I once correctly guessed, when presented with several options, that the French culture was closest to:
It's the Japanese. What led me to this, other than just being incredibly clever, was that there are several formalities that the French must observe upon greeting each other. There are forms of address for those you don't know, for those you do, for those close in age to you whom you don't necessarily know, but who you might as well since you are automatically in the same category, for your boss, for the shopkeeper, etc. This always of course followed by niceties such as how are you, how is your family, did you enjoy your obscure Catholic holiday off, is your digestive system working properly, etc. Most of the formality has to do with the formal or informal 'you' , but some of it concerns whether you shake hands, don't, or kiss each other on the cheek. Then there is what region of France you come from and how many times you kiss on the cheek (two in Paris, three in the South, four in some parts, etc.)

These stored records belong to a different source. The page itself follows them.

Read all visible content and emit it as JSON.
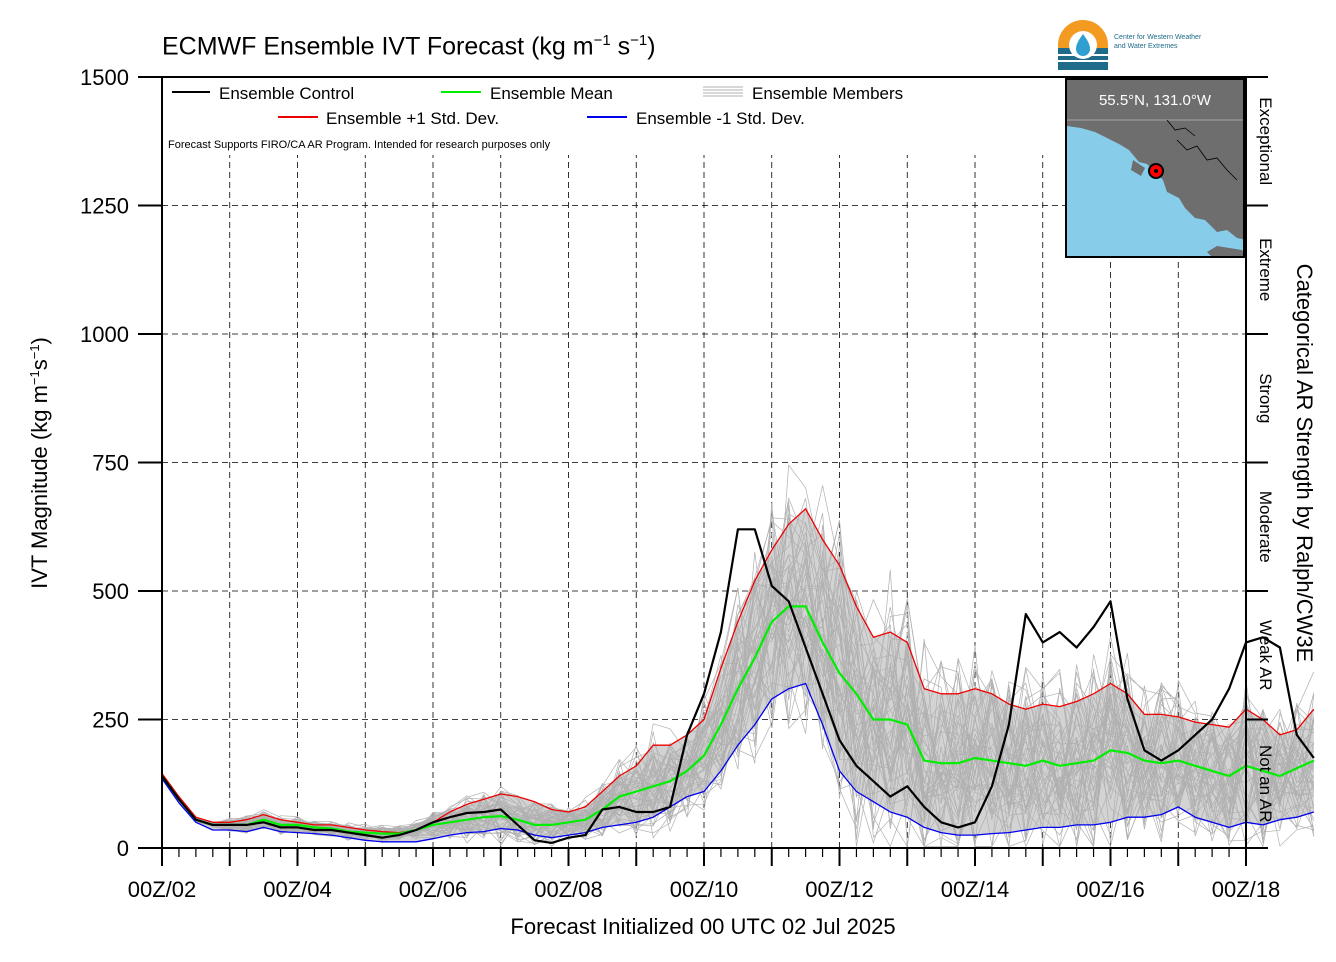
{
  "title": {
    "text": "ECMWF Ensemble IVT Forecast (kg m",
    "exp1": "−1",
    "mid": " s",
    "exp2": "−1",
    "end": ")"
  },
  "ylabel": {
    "text": "IVT Magnitude (kg m",
    "exp1": "−1",
    "mid": "s",
    "exp2": "−1",
    "end": ")"
  },
  "right_label": "Categorical AR Strength by Ralph/CW3E",
  "xlabel": "Forecast Initialized 00 UTC 02 Jul 2025",
  "disclaimer": "Forecast Supports FIRO/CA AR Program. Intended for research purposes only",
  "logo": {
    "line1": "Center for Western Weather",
    "line2": "and Water Extremes"
  },
  "inset": {
    "label": "55.5°N, 131.0°W"
  },
  "colors": {
    "control": "#000000",
    "mean": "#00ee00",
    "plus_std": "#ee0000",
    "minus_std": "#0000ee",
    "members": "#b0b0b0",
    "spread_fill": "#d3d3d3",
    "ocean": "#87cdea",
    "land": "#6e6e6e",
    "marker": "#ff0000"
  },
  "chart_data": {
    "type": "line",
    "x_unit": "days since 00Z/02",
    "xlim": [
      0,
      16
    ],
    "ylim": [
      0,
      1500
    ],
    "x_ticks": [
      0,
      2,
      4,
      6,
      8,
      10,
      12,
      14,
      16
    ],
    "x_tick_labels": [
      "00Z/02",
      "00Z/04",
      "00Z/06",
      "00Z/08",
      "00Z/10",
      "00Z/12",
      "00Z/14",
      "00Z/16",
      "00Z/18"
    ],
    "y_ticks": [
      0,
      250,
      500,
      750,
      1000,
      1250,
      1500
    ],
    "y_tick_labels": [
      "0",
      "250",
      "500",
      "750",
      "1000",
      "1250",
      "1500"
    ],
    "categories_right": [
      {
        "label": "Not an AR",
        "from": 0,
        "to": 250
      },
      {
        "label": "Weak AR",
        "from": 250,
        "to": 500
      },
      {
        "label": "Moderate",
        "from": 500,
        "to": 750
      },
      {
        "label": "Strong",
        "from": 750,
        "to": 1000
      },
      {
        "label": "Extreme",
        "from": 1000,
        "to": 1250
      },
      {
        "label": "Exceptional",
        "from": 1250,
        "to": 1500
      }
    ],
    "grid": true,
    "legend_position": "top-left",
    "legend": [
      {
        "key": "control",
        "label": "Ensemble Control"
      },
      {
        "key": "mean",
        "label": "Ensemble Mean"
      },
      {
        "key": "members",
        "label": "Ensemble Members"
      },
      {
        "key": "plus_std",
        "label": "Ensemble +1 Std. Dev."
      },
      {
        "key": "minus_std",
        "label": "Ensemble -1 Std. Dev."
      }
    ],
    "series": [
      {
        "name": "Ensemble Control",
        "key": "control",
        "x": [
          0,
          0.25,
          0.5,
          0.75,
          1,
          1.25,
          1.5,
          1.75,
          2,
          2.25,
          2.5,
          2.75,
          3,
          3.25,
          3.5,
          3.75,
          4,
          4.25,
          4.5,
          4.75,
          5,
          5.25,
          5.5,
          5.75,
          6,
          6.25,
          6.5,
          6.75,
          7,
          7.25,
          7.5,
          7.75,
          8,
          8.25,
          8.5,
          8.75,
          9,
          9.25,
          9.5,
          9.75,
          10,
          10.25,
          10.5,
          10.75,
          11,
          11.25,
          11.5,
          11.75,
          12,
          12.25,
          12.5,
          12.75,
          13,
          13.25,
          13.5,
          13.75,
          14,
          14.25,
          14.5,
          14.75,
          15,
          15.25,
          15.5,
          15.75,
          16,
          16.25,
          16.5,
          16.75,
          17
        ],
        "values": [
          140,
          95,
          55,
          45,
          45,
          45,
          50,
          40,
          40,
          35,
          35,
          30,
          25,
          20,
          25,
          35,
          50,
          60,
          68,
          70,
          75,
          45,
          15,
          10,
          20,
          25,
          75,
          80,
          70,
          70,
          80,
          220,
          300,
          420,
          620,
          620,
          510,
          480,
          390,
          300,
          210,
          160,
          130,
          100,
          120,
          80,
          50,
          40,
          50,
          120,
          240,
          455,
          400,
          420,
          390,
          430,
          480,
          290,
          190,
          170,
          190,
          220,
          250,
          310,
          400,
          410,
          390,
          220,
          175
        ]
      },
      {
        "name": "Ensemble Mean",
        "key": "mean",
        "x": [
          0,
          0.25,
          0.5,
          0.75,
          1,
          1.25,
          1.5,
          1.75,
          2,
          2.25,
          2.5,
          2.75,
          3,
          3.25,
          3.5,
          3.75,
          4,
          4.25,
          4.5,
          4.75,
          5,
          5.25,
          5.5,
          5.75,
          6,
          6.25,
          6.5,
          6.75,
          7,
          7.25,
          7.5,
          7.75,
          8,
          8.25,
          8.5,
          8.75,
          9,
          9.25,
          9.5,
          9.75,
          10,
          10.25,
          10.5,
          10.75,
          11,
          11.25,
          11.5,
          11.75,
          12,
          12.25,
          12.5,
          12.75,
          13,
          13.25,
          13.5,
          13.75,
          14,
          14.25,
          14.5,
          14.75,
          15,
          15.25,
          15.5,
          15.75,
          16,
          16.25,
          16.5,
          16.75,
          17
        ],
        "values": [
          140,
          95,
          55,
          45,
          45,
          45,
          55,
          45,
          45,
          40,
          38,
          32,
          30,
          28,
          28,
          35,
          45,
          50,
          55,
          60,
          62,
          55,
          45,
          45,
          50,
          55,
          75,
          100,
          110,
          120,
          130,
          150,
          180,
          240,
          310,
          370,
          440,
          470,
          470,
          400,
          340,
          300,
          250,
          250,
          240,
          170,
          165,
          165,
          175,
          170,
          165,
          160,
          170,
          160,
          165,
          170,
          190,
          185,
          170,
          165,
          170,
          160,
          150,
          140,
          160,
          150,
          140,
          155,
          170
        ]
      },
      {
        "name": "Ensemble +1 Std. Dev.",
        "key": "plus_std",
        "x": [
          0,
          0.25,
          0.5,
          0.75,
          1,
          1.25,
          1.5,
          1.75,
          2,
          2.25,
          2.5,
          2.75,
          3,
          3.25,
          3.5,
          3.75,
          4,
          4.25,
          4.5,
          4.75,
          5,
          5.25,
          5.5,
          5.75,
          6,
          6.25,
          6.5,
          6.75,
          7,
          7.25,
          7.5,
          7.75,
          8,
          8.25,
          8.5,
          8.75,
          9,
          9.25,
          9.5,
          9.75,
          10,
          10.25,
          10.5,
          10.75,
          11,
          11.25,
          11.5,
          11.75,
          12,
          12.25,
          12.5,
          12.75,
          13,
          13.25,
          13.5,
          13.75,
          14,
          14.25,
          14.5,
          14.75,
          15,
          15.25,
          15.5,
          15.75,
          16,
          16.25,
          16.5,
          16.75,
          17
        ],
        "values": [
          145,
          100,
          60,
          50,
          50,
          55,
          65,
          55,
          50,
          45,
          45,
          40,
          35,
          32,
          30,
          35,
          50,
          70,
          85,
          95,
          105,
          100,
          90,
          75,
          70,
          80,
          110,
          140,
          160,
          200,
          200,
          220,
          250,
          350,
          440,
          520,
          580,
          630,
          660,
          600,
          550,
          470,
          410,
          420,
          400,
          310,
          300,
          300,
          310,
          300,
          280,
          270,
          280,
          275,
          285,
          300,
          320,
          300,
          260,
          260,
          255,
          245,
          240,
          235,
          270,
          250,
          220,
          230,
          270
        ]
      },
      {
        "name": "Ensemble -1 Std. Dev.",
        "key": "minus_std",
        "x": [
          0,
          0.25,
          0.5,
          0.75,
          1,
          1.25,
          1.5,
          1.75,
          2,
          2.25,
          2.5,
          2.75,
          3,
          3.25,
          3.5,
          3.75,
          4,
          4.25,
          4.5,
          4.75,
          5,
          5.25,
          5.5,
          5.75,
          6,
          6.25,
          6.5,
          6.75,
          7,
          7.25,
          7.5,
          7.75,
          8,
          8.25,
          8.5,
          8.75,
          9,
          9.25,
          9.5,
          9.75,
          10,
          10.25,
          10.5,
          10.75,
          11,
          11.25,
          11.5,
          11.75,
          12,
          12.25,
          12.5,
          12.75,
          13,
          13.25,
          13.5,
          13.75,
          14,
          14.25,
          14.5,
          14.75,
          15,
          15.25,
          15.5,
          15.75,
          16,
          16.25,
          16.5,
          16.75,
          17
        ],
        "values": [
          135,
          88,
          50,
          35,
          35,
          32,
          40,
          32,
          30,
          28,
          25,
          20,
          15,
          12,
          12,
          12,
          18,
          25,
          30,
          32,
          38,
          35,
          25,
          20,
          25,
          30,
          40,
          45,
          50,
          60,
          80,
          100,
          110,
          150,
          200,
          240,
          290,
          310,
          320,
          240,
          150,
          110,
          90,
          70,
          60,
          40,
          30,
          25,
          25,
          28,
          30,
          35,
          40,
          40,
          45,
          45,
          50,
          60,
          60,
          65,
          80,
          60,
          50,
          40,
          50,
          45,
          55,
          60,
          70
        ]
      }
    ],
    "members_count": 50,
    "x_axis_label": "Forecast Initialized 00 UTC 02 Jul 2025",
    "y_axis_label": "IVT Magnitude (kg m−1s−1)"
  }
}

I was aware of this before coming, but of course I make mistakes all the time. I tend to guess wrong with the informal and formal 'you.' I learned at the French Alliance long ago that you should never use the informal for someone you don't know unless they give you permission, but I suppose my problem is that now I am in an age group that borders on automatically being formal, but teeters on the edge of the French equivalent of "whassup" for those a little younger than me. I have made countless twenty somethings feel old by addressing them with "vous" and offended a handful of thirtysomethings by being so presumptious as to say "tu." Some people I can't get used to saying "tu" to once I've been given permission, so I end up switching back and forth, which adds to the already perplexing impression I must give.
This I came prepared for. What I remained unaware of is the apparently very pressing need for French people to acknowledge you first off with a "bonjour" - but ONLY ONCE. If you have said "bonjour" the first time you see or speak to a person, by no circumstances within that same 12 hour period are you to say "bonjour" again without categorically, absolutely, acknowledging that you have already done so by emphatically and loudly saying "RE!" (pronounced 'ruh') - as in, "Hello - AGAIN!" As if saying "hello" the exact same way you said it the first time would completely negate, nay, add injury to, to the first acknowledgement. I have not yet got the hang of this, as I don't quite know how to re-acknowledge someone correctly. I can't bring myself to say the "RE!" because it isn't innate for me that to say "bonjour" a second time would be a problem. I will see someone at the office, for example, say "bonjour," and then get a phone call from them an hour later. I mostly make the mistake of saying "bonjour" again, because this, if you follow me people, is hello, and where I come from, you can say hello til the cows come home. Invariably, there is a slight pause. I know what is coming. A slightly ironic, inner smiling, faintly patronizing, we-all-know-about-this-now-don't-we-dear "RE!"
I think I'll stick with "oui", although it feels a bit too much like, yeah, you, whom I already deigned to address, whaddya want?